Y no le faltaba razón. La exaltación de la juventud, que jamás se había dado en ninguna sociedad, se produjo en los revolucionarios años 60. Pero no por los hippies de San Francisco, sino porque por primera vez en la Historia los jóvenes tenían capacidad de consumo (para comprarse un disco de los Beatles o un contestatario vaquero), que históricamente antes los jóvenes eran mayores y padres con 18 años.

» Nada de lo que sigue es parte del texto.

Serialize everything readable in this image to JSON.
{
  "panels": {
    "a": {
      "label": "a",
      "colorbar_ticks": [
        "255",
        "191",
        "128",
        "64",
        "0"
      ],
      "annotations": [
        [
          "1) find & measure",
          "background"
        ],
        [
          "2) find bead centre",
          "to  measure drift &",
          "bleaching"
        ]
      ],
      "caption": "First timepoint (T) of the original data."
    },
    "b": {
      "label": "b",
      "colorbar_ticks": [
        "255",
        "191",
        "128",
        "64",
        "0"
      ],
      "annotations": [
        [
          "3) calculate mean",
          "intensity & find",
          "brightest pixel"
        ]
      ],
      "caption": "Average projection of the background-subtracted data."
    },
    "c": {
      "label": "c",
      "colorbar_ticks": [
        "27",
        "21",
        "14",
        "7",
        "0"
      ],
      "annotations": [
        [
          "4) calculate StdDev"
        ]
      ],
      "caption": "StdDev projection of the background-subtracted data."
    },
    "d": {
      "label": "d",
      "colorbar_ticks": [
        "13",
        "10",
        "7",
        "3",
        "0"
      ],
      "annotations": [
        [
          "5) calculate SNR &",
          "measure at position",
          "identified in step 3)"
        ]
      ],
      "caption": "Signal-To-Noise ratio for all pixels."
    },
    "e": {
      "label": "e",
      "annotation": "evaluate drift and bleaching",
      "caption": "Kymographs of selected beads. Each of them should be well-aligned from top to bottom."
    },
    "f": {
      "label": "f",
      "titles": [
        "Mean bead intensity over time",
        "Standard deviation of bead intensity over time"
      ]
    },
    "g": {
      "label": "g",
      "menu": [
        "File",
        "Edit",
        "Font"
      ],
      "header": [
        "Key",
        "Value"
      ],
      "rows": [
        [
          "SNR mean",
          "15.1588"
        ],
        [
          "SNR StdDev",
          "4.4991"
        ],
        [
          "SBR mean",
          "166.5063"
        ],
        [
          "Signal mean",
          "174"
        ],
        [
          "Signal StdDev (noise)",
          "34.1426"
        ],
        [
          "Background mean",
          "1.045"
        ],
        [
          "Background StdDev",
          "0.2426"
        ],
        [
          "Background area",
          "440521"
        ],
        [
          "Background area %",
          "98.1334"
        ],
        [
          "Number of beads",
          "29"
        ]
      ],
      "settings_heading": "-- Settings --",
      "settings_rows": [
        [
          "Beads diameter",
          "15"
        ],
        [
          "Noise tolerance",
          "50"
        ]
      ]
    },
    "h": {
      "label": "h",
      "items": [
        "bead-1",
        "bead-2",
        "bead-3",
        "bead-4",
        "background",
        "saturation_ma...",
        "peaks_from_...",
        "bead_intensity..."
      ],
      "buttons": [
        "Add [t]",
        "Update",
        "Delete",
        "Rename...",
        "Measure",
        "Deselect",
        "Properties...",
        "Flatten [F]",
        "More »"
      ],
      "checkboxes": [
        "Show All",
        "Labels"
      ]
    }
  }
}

Y quizá diga una bestialidad, pero incluso sospecho que lo que más está ayudando muchas veces la tolerancia, la solidaridad y hasta a la igualdad, como pasó con los jóvenes en occidente hace medio siglo, no sea otra cosa que «por el interés te quiero, Andrés». No sé si usted se huele, como un servidor, que en el salto que ha dado la igualdad de la mujer en las últimas décadas, sometidas en España a preceptos medievales hace tan solo cuatro décadas (tampoco ahora es que sea para tirar cohetes), se ha debido al menos en una pequeña parte a la constatación de que manejan el 80% del gasto familiar. Que los derechos civiles en EEUU le deben tanto a Martin Luther King en el Sur como a que los negros comenzaron a ser consumidores en el industrial Norte de Detroit y Chicago o que el camino actual a la igualdad del colectivo LGTB es un poquito menos duro porque el mercado sabe que su capacidad de gasto es el 20% superior a la media.

En fin: que tan sano es sospechar de todas las modas comerciales que ponen determinados hábitos y valores por encima de otros (porque van a lo que van: al dinero), como desaprovechar que el diablo se ponga de parte de uno. A fin de cuentas, el poder es el poder, hasta cuando se compra en el supermercado. Que si en la práctica no todos somos iguales ante la ley, sí que los somos al abrir la cartera y consumir.